Example - creating a scatter plot
Does the early bird get the worm? Let's look at the relationship between the time a person leaves for work and their income. Income is recorded in columns 297-303, and the time a person leaves for work is recorded in columns 196-198, encoded in ten minute intervals. This pipeline extracts, cleans and formats the data:
$ cat pums_53.dat | grep "^P" | cut -c196-198,297-303 | grep -v "^000" |
grep -v " $" | perl -pe 'substr($_,3,0)=" ";' > time_vs_income
The grep
s knock out records for which either field is null, and the perl
script inserts a space between the two columns so gnuplot
can parse the
columns apart.

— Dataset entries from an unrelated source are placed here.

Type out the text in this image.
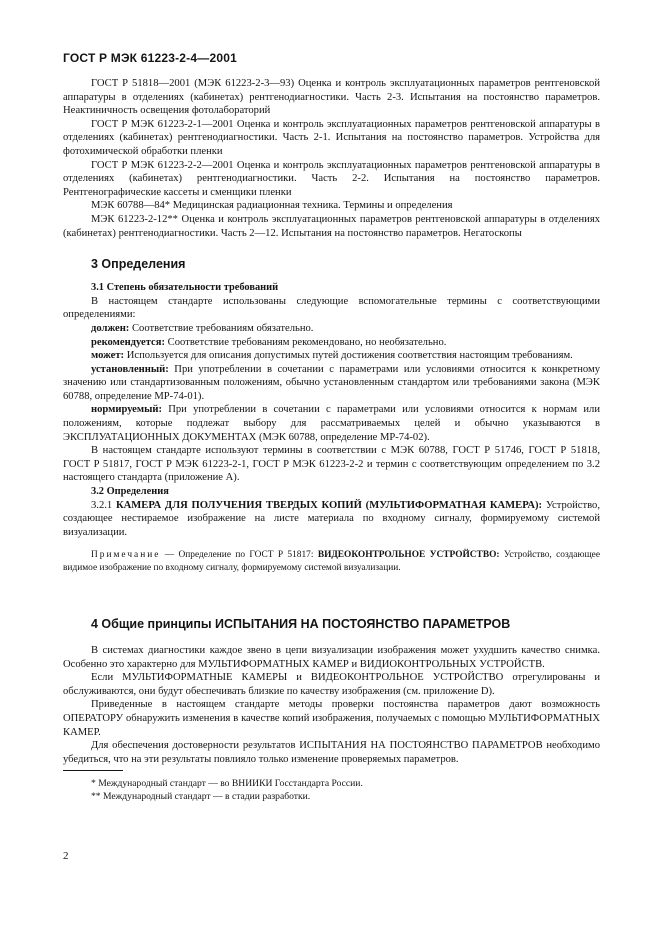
ГОСТ Р МЭК 61223-2-4—2001

ГОСТ Р 51818—2001 (МЭК 61223-2-3—93) Оценка и контроль эксплуатационных параметров рентгеновской аппаратуры в отделениях (кабинетах) рентгенодиагностики. Часть 2-3. Испытания на постоянство параметров. Неактиничность освещения фотолабораторий

ГОСТ Р МЭК 61223-2-1—2001 Оценка и контроль эксплуатационных параметров рентгеновской аппаратуры в отделениях (кабинетах) рентгенодиагностики. Часть 2-1. Испытания на постоянство параметров. Устройства для фотохимической обработки пленки

ГОСТ Р МЭК 61223-2-2—2001 Оценка и контроль эксплуатационных параметров рентгеновской аппаратуры в отделениях (кабинетах) рентгенодиагностики. Часть 2-2. Испытания на постоянство параметров. Рентгенографические кассеты и сменщики пленки

МЭК 60788—84* Медицинская радиационная техника. Термины и определения

МЭК 61223-2-12** Оценка и контроль эксплуатационных параметров рентгеновской аппаратуры в отделениях (кабинетах) рентгенодиагностики. Часть 2—12. Испытания на постоянство параметров. Негатоскопы

3 Определения

3.1 Степень обязательности требований

В настоящем стандарте использованы следующие вспомогательные термины с соответствующими определениями:

должен: Соответствие требованиям обязательно.

рекомендуется: Соответствие требованиям рекомендовано, но необязательно.

может: Используется для описания допустимых путей достижения соответствия настоящим требованиям.

установленный: При употреблении в сочетании с параметрами или условиями относится к конкретному значению или стандартизованным положениям, обычно установленным стандартом или требованиями закона (МЭК 60788, определение МР-74-01).

нормируемый: При употреблении в сочетании с параметрами или условиями относится к нормам или положениям, которые подлежат выбору для рассматриваемых целей и обычно указываются в ЭКСПЛУАТАЦИОННЫХ ДОКУМЕНТАХ (МЭК 60788, определение МР-74-02).

В настоящем стандарте используют термины в соответствии с МЭК 60788, ГОСТ Р 51746, ГОСТ Р 51818, ГОСТ Р 51817, ГОСТ Р МЭК 61223-2-1, ГОСТ Р МЭК 61223-2-2 и термин с соответствующим определением по 3.2 настоящего стандарта (приложение А).

3.2 Определения

3.2.1 КАМЕРА ДЛЯ ПОЛУЧЕНИЯ ТВЕРДЫХ КОПИЙ (МУЛЬТИФОРМАТНАЯ КАМЕРА): Устройство, создающее нестираемое изображение на листе материала по входному сигналу, формируемому системой визуализации.

Примечание — Определение по ГОСТ Р 51817: ВИДЕОКОНТРОЛЬНОЕ УСТРОЙСТВО: Устройство, создающее видимое изображение по входному сигналу, формируемому системой визуализации.

4 Общие принципы ИСПЫТАНИЯ НА ПОСТОЯНСТВО ПАРАМЕТРОВ

В системах диагностики каждое звено в цепи визуализации изображения может ухудшить качество снимка. Особенно это характерно для МУЛЬТИФОРМАТНЫХ КАМЕР и ВИДИОКОНТРОЛЬНЫХ УСТРОЙСТВ.

Если МУЛЬТИФОРМАТНЫЕ КАМЕРЫ и ВИДЕОКОНТРОЛЬНОЕ УСТРОЙСТВО отрегулированы и обслуживаются, они будут обеспечивать близкие по качеству изображения (см. приложение D).

Приведенные в настоящем стандарте методы проверки постоянства параметров дают возможность ОПЕРАТОРУ обнаружить изменения в качестве копий изображения, получаемых с помощью МУЛЬТИФОРМАТНЫХ КАМЕР.

Для обеспечения достоверности результатов ИСПЫТАНИЯ НА ПОСТОЯНСТВО ПАРАМЕТРОВ необходимо убедиться, что на эти результаты повлияло только изменение проверяемых параметров.

* Международный стандарт — во ВНИИКИ Госстандарта России.

** Международный стандарт — в стадии разработки.

2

Plotting in gnuplot is simple:
$ gnuplot
G N U P L O T
Linux version 3.7 patchlevel 1
last modified Fri Oct 22 18:00:00 BST 1999
Terminal type set to 'x11'
gnuplot> plot 'time_vs_income' with points
And the resulting plot:
Recall that 0 on the x-axis is midnight, and 20 is 200 minutes after midnight or about 3:20am. Increased density in the beginning of the traditional 1st and 2nd shift periods is apparent. Folks who work regular business hours clearly have higher incomes. It would be interesting to compute the average income in each time bucket, but that makes a pretty hairy command line perl script. Here is it in all its gruesome glory:
$ cat pums_53.dat | grep "^P" | cut -c196-198,297-303 | grep -v "^000" |
grep -v " $" | perl -ne '/(\d{3})(\d{7})/; $sum{$1}+=$2; $count{$1}++; END { foreach $k
(keys(%count)) {print $k," ",$sum{$k}/$count{$k},"\n"}}' | sort -n > time_vs_avgincome
You can plot the result for yourself if you're curious.
Example - Creating a bar chart with gnuplot
Let's look at historic immigration rates among Washingtonians. Year of
immigration is recorded in columns 78-81, and 0000 means the person is a native
born citizen. We can apply the usual tricks with cut
, grep
, sort
, and
uniq
, but it's a bit hard to see the patterns when scrolling back and forth
in text output, it would nicer if we could see a plot.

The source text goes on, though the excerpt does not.